O conceito de insumos previsto no art. 3º, II das leis 10.637/02 e 10.833/03 e a possibilidade de apropriação de créditos de PIS e COFINS sobre licenciamento de marca.
Mesmo após o STJ delimitar o conceito de insumos para fins de creditamento de PIS e COFINS1, o alcance semântico da redação do inciso II do art. 3º das leis 10.637/2002 e 10.833/2003 permanece controvertido no plano pragmático, a exemplo do posicionamento adotado pela Receita Federal na solução de consulta COSIT 117, de 28 de setembro de 2020, cuja ementa é a seguinte:
CRÉDITOS DA NÃO CUMULATIVIDADE. ROYALTIES. DIREITOS AUTORAIS. INSUMOS. IMPOSSIBILIDADE. O pagamento de despesas de royalties a pessoa jurídica domiciliada no país, em decorrência de contrato de licença de uso de marca e imagem, inclusive a chamada remuneração mínima, não permite a apuração de créditos da Cofins na modalidade aquisição de insumos, conquanto não se trata de aquisição de serviços.
Tal resposta parte de questionamento de contribuinte do segmento de indústria e comércio de brinquedos licenciados, que remunera a autorização para uso dos respectivos direitos autorais por meio do pagamento de royalties.
Em linhas gerais, a dúvida consistiu em saber se os valores incorridos para o licenciamento e uso das marcas que estampam seus produtos se enquadrariam no conceito de insumo previsto no inciso II da referida norma.
Para fundamentar o entendimento contrário ao creditamento, o fisco se pautou na redação do próprio dispositivo, que possibilita o desconto de valores relativos a "bens e serviços, utilizados como insumo na prestação de serviços e na produção ou fabricação de bens ou produtos destinados à venda":
15. Como consta dos dispositivos transcritos, a modalidade de creditamento em voga beneficia a aquisição de "bens e serviços". Assim, como evidentemente não se trata de aquisição de bens, cumpre verificar se os royalties concernentes à obtenção de licenciamento de direitos autorais poderiam ser enquadrados como aquisição de serviços para fins dos referidos dispositivos.
[...]
16. Da leitura dos dispositivos supramencionados, em especial do art. 23, depreende-se que, para fins da legislação do Imposto sobre a Renda, os royalties assemelham-se ao aluguel, de forma a estabelecer a esses rendimentos classificação diversa das demais receitas, inclusive das receitas de prestação de serviços.

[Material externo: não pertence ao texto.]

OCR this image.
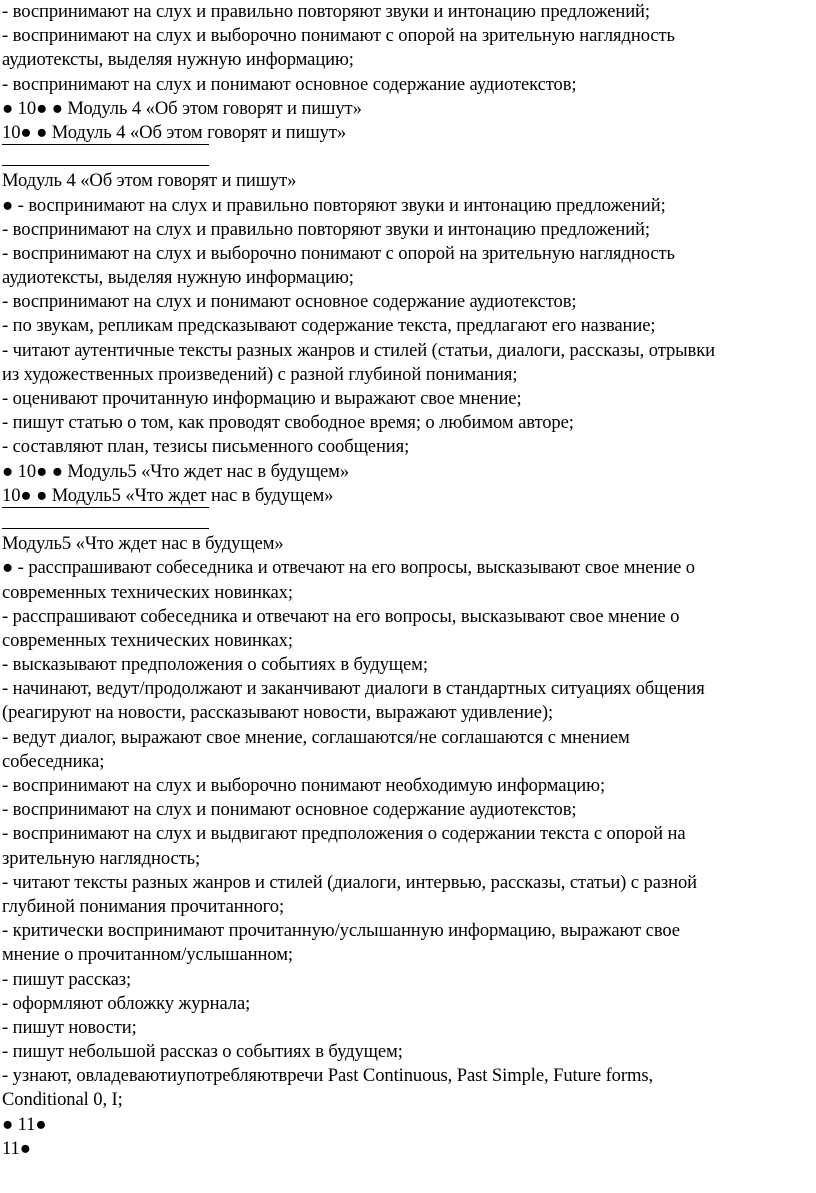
- воспринимают на слух и правильно повторяют звуки и интонацию предложений;
- воспринимают на слух и выборочно понимают с опорой на зрительную наглядность
аудиотексты, выделяя нужную информацию;
- воспринимают на слух и понимают основное содержание аудиотекстов;
● 10● ● Модуль 4 «Об этом говорят и пишут»
10● ● Модуль 4 «Об этом говорят и пишут»
Модуль 4 «Об этом говорят и пишут»
● - воспринимают на слух и правильно повторяют звуки и интонацию предложений;
- воспринимают на слух и правильно повторяют звуки и интонацию предложений;
- воспринимают на слух и выборочно понимают с опорой на зрительную наглядность
аудиотексты, выделяя нужную информацию;
- воспринимают на слух и понимают основное содержание аудиотекстов;
- по звукам, репликам предсказывают содержание текста, предлагают его название;
- читают аутентичные тексты разных жанров и стилей (статьи, диалоги, рассказы, отрывки
из художественных произведений) с разной глубиной понимания;
- оценивают прочитанную информацию и выражают свое мнение;
- пишут статью о том, как проводят свободное время; о любимом авторе;
- составляют план, тезисы письменного сообщения;
● 10● ● Модуль5 «Что ждет нас в будущем»
10● ● Модуль5 «Что ждет нас в будущем»
Модуль5 «Что ждет нас в будущем»
● - расспрашивают собеседника и отвечают на его вопросы, высказывают свое мнение о
современных технических новинках;
- расспрашивают собеседника и отвечают на его вопросы, высказывают свое мнение о
современных технических новинках;
- высказывают предположения о событиях в будущем;
- начинают, ведут/продолжают и заканчивают диалоги в стандартных ситуациях общения
(реагируют на новости, рассказывают новости, выражают удивление);
- ведут диалог, выражают свое мнение, соглашаются/не соглашаются с мнением
собеседника;
- воспринимают на слух и выборочно понимают необходимую информацию;
- воспринимают на слух и понимают основное содержание аудиотекстов;
- воспринимают на слух и выдвигают предположения о содержании текста с опорой на
зрительную наглядность;
- читают тексты разных жанров и стилей (диалоги, интервью, рассказы, статьи) с разной
глубиной понимания прочитанного;
- критически воспринимают прочитанную/услышанную информацию, выражают свое
мнение о прочитанном/услышанном;
- пишут рассказ;
- оформляют обложку журнала;
- пишут новости;
- пишут небольшой рассказ о событиях в будущем;
- узнают, овладеваютиупотребляютвречи Past Continuous, Past Simple, Future forms,
Conditional 0, I;
● 11●
11●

17. Tal entendimento está embasado no fato de que a locação de bens móveis, à qual se assemelham os royalties, constitui típica obrigação de dar, diferentemente dos serviços, que possuem característica de obrigação de fazer.
A resposta menciona ainda o acórdão proferido no RE 925.038/PE, em que o STF decidiu que "o objeto dos contratos que implicam pagamento de royalties é a cessão de uso de capital tecnológico, sendo o seu respectivo pagamento caracterizado como renda, com natureza jurídica de aluguel, razão pela qual não se configura uma prestação de serviços".
Como se nota, a questão não foi analisada sob o enfoque da essencialidade ou relevância do licenciamento na operação da empresa, tal como definido pelo STJ no REsp 1221.170-PR do STJ, mas à luz da natureza jurídica do licenciamento.
De plano, a Receita Federal afasta a possibilidade de a licença ser classificada como aquisição de bens, concentrando esforços principalmente na demonstração de que os royalties pagos não se enquadram como remuneração pela contratação de serviços.
Tecnicamente o entendimento está correto, pois, de fato, não ocorre a aquisição da marca e, ademais, a jurisprudência do STF já se manifestou no sentido de que não há relação de prestação de serviços no negócio jurídico firmado entre licenciante e licenciado.
Todavia, talvez no afã de justificar a impossibilidade de apropriação do crédito, o fisco realiza uma leitura equivocada do texto legal, que novamente destacamos:
Art. 3º Do valor apurado na forma do art. 2o a pessoa jurídica poderá descontar créditos calculados em relação
a:
[...]
II - Bens e serviços, utilizados como insumo na prestação de serviços e na produção ou fabricação de bens ou produtos destinados à venda, [...];
Ao afirmar que o royalty pago pelo contribuinte "evidentemente não se trata de aquisição de bens", a autoridade fiscal ignorou a amplitude semântica do enunciado, que emprega o termo "utilizados", a rigor, mais abrangente do que "adquiridos".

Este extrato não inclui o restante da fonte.